Top Quentin Tarantino

Rubrique consacrée au cinéma et aux films tournés à partir de 1980.

Moderators: cinephage, Karras, Rockatansky

Votre Tarantino préféré ?

Reservoir Dogs
8
15%
Pulp Fiction
11
21%
Jackie Brown
16
31%
Kill Bill vol. 1
2
4%
Kill Bill vol. 2
1
2%
Boulevard de la mort
3
6%
Inglourious Basterds
2
4%
Django Unchained
0
No votes
Les 8 salopards
1
2%
Once Upon A Time In Hollywood
8
15%
 
Total votes: 52

User avatar
Thaddeus
Ewok on the wild side
Posts: 5665
Joined: 16 Feb 07, 22:49
Location: 1612 Havenhurst

Re: Top Quentin Tarantino

Post by Thaddeus »

Alexandre Angel wrote:Quand il dit ça, il ne parle que cinéma (il n'idéologise pas)
Mais bien sûr. D'où les questions fondamentales : quelle est la fonction du cinéma ? Que peut-on faire avec lui ? Doit-il s'octroyer des limites morales et refléter l'idéologie profonde du cinéaste, ou est-ce un espace de pure déréalisation où la libération et l'expression de tous les instincts, même les pires, seraient permis ? Peut-on jouir ce ceux-ci ? Si l'on peut jouir d'une vengeance au cinéma sous prétexte que c'est de la fiction, une exégèse suffisamment distanciée, alors peut-on jouir, pour les même raisons, d'un propos raciste, sexiste, homophobe ? Etc.
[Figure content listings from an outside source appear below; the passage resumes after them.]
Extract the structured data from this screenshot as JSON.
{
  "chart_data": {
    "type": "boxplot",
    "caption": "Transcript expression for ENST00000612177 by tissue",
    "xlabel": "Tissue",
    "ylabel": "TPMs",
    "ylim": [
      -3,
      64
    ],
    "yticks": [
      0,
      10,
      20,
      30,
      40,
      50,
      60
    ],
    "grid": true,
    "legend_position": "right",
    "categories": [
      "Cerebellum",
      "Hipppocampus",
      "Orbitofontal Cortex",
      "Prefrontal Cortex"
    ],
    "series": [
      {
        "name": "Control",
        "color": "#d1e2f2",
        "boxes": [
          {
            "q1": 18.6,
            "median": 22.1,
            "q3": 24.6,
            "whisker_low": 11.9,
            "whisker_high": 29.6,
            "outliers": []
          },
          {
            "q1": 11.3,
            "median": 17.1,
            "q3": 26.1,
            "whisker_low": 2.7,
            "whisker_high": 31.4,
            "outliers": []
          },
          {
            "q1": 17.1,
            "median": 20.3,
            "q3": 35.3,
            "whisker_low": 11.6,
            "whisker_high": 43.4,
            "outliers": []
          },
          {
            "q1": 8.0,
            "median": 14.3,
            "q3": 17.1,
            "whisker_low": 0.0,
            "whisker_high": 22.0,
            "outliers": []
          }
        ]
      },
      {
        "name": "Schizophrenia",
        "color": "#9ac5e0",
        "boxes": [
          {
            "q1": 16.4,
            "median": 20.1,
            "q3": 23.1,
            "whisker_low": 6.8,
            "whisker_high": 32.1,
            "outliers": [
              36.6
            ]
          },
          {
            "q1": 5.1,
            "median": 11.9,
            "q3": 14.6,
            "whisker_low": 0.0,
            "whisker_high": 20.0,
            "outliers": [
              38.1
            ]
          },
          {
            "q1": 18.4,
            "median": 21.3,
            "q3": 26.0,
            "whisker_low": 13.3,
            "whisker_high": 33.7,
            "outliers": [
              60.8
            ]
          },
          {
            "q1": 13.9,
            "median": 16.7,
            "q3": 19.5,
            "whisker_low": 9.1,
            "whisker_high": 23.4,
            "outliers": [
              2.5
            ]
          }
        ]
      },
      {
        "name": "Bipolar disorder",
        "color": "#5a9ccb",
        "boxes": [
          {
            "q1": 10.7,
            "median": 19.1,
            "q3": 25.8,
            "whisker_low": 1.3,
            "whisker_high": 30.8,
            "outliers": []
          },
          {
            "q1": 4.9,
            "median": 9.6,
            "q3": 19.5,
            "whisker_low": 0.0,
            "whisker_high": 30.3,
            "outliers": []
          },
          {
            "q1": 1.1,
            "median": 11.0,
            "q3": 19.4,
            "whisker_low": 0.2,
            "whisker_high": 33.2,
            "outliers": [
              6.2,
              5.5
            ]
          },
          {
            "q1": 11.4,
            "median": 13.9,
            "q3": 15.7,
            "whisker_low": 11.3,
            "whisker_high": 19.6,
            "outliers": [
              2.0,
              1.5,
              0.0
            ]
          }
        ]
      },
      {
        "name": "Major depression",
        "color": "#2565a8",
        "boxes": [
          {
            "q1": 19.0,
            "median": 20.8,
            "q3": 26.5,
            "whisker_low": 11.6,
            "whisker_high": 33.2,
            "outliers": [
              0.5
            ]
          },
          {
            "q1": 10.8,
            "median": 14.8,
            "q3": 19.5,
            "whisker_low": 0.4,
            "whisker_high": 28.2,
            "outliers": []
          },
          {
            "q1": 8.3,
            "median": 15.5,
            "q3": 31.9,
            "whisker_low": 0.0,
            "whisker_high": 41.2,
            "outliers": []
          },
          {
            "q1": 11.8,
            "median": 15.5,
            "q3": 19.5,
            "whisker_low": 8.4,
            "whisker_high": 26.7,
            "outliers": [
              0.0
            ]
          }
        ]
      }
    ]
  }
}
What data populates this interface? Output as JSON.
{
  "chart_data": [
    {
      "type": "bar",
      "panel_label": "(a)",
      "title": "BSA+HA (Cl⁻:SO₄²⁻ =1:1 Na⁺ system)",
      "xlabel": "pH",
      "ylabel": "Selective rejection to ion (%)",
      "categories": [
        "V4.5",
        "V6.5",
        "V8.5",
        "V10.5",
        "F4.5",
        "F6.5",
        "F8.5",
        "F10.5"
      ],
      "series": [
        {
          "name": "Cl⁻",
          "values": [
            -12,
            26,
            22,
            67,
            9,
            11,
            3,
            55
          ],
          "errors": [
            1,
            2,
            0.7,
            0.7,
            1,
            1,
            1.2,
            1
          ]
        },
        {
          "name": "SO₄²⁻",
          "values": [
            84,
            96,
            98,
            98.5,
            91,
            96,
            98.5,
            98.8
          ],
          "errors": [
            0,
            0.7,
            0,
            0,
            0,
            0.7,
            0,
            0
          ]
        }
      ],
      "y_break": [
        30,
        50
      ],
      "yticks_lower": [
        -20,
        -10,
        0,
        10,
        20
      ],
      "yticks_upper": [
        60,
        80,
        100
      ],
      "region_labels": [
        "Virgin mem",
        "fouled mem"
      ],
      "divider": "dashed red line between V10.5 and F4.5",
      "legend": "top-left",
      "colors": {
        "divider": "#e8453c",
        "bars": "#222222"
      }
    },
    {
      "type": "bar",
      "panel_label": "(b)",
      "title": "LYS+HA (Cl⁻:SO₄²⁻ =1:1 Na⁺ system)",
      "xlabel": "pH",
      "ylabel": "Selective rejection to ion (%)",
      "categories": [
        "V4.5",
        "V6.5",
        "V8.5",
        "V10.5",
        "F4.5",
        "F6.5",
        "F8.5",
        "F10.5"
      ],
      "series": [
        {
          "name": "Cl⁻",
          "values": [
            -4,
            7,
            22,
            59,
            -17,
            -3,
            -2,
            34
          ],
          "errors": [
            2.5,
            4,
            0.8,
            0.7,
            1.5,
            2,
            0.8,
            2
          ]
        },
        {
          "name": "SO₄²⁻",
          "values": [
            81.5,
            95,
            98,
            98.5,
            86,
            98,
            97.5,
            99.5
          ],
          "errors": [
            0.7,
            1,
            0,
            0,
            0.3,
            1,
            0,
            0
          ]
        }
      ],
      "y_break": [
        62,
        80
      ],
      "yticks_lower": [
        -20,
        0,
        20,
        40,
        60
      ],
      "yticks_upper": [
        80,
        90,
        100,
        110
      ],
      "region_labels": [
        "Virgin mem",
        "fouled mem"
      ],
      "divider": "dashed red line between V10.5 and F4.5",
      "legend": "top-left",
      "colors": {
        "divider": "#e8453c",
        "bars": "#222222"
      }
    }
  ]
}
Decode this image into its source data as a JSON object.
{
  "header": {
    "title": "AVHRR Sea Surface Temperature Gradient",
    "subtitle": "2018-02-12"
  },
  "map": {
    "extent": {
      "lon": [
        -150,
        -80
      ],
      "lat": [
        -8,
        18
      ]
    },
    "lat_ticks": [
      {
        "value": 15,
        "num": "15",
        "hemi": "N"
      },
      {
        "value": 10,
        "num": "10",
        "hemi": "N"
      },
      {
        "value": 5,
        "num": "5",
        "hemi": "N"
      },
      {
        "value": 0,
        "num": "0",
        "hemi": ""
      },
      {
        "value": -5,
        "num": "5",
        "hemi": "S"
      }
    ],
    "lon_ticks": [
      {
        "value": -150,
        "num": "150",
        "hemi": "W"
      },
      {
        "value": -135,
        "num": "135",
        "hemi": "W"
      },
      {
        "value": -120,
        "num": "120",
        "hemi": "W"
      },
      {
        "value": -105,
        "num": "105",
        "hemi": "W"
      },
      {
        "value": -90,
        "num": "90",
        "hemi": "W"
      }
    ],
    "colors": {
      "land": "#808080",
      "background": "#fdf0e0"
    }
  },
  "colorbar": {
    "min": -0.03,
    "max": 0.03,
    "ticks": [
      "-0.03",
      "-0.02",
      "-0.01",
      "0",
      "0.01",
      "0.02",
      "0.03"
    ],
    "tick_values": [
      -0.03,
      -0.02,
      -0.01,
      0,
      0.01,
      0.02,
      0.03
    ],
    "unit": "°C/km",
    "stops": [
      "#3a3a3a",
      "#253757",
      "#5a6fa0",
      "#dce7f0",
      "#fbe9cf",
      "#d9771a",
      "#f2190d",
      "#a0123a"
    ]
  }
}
Des réponses à ces questions dépendent la réception que chacun a des films de Tarantino. Après 23.751 pages de débat, ici ou ailleurs, avec les admirateurs de QT, j'ai compris que les miennes sont diamétralement opposées aux leurs.
le coup de l'oreille coupée de Reservoir Dogs, que j'avais trouvé infect à l'époque.
Et moi je trouve cette scène remarquable, très mature, très responsable. Au contraire de celles des autres qui me donnent la nausée (dans les trois films que j'incrimine), non pour leur contenu mais pour le regard de metteur en scène qui les structure (cette précision est très importante), elle ne cherche jamais la jouissance et la connivence du spectateur, en plus d'être rejetée hors champ. La violence est monstrueuse, pénible, on l'éprouve abominablement. Voilà une séquence sous-tendue par une position morale inattaquable.

Comme quoi. :mrgreen:
Jack Carter wrote:Et Demi-Lune, il est où ? :mrgreen:
Il a lâché l'affaire car il est plus raisonnable que moi. Et je crois aussi qu'il est beaucoup moins épidermique sur la question. :mrgreen:
Billy Budd
Bordeaux Chesnel
Posts: 26666
Joined: 13 Apr 03, 13:59

Re: Top Quentin Tarantino

Post by Billy Budd »

Alexandre Angel wrote:Ce qui me rend dingue (et m'amuse aussi un peu quelque part) est que chacun donne dans l'épidermique concernant Tarantino : on ne sait plus à quel saint se vouer. Les avis sont tranchés, définitifs, avec des films mis en exergue arbitrairement comme des magnum opi (comme si ils étaient infiniment supérieurs au reste).
Il me semble que c'est ce qu'il avait dit lorsqu'il avait reçu la Palme d'or pour Pulp Fiction.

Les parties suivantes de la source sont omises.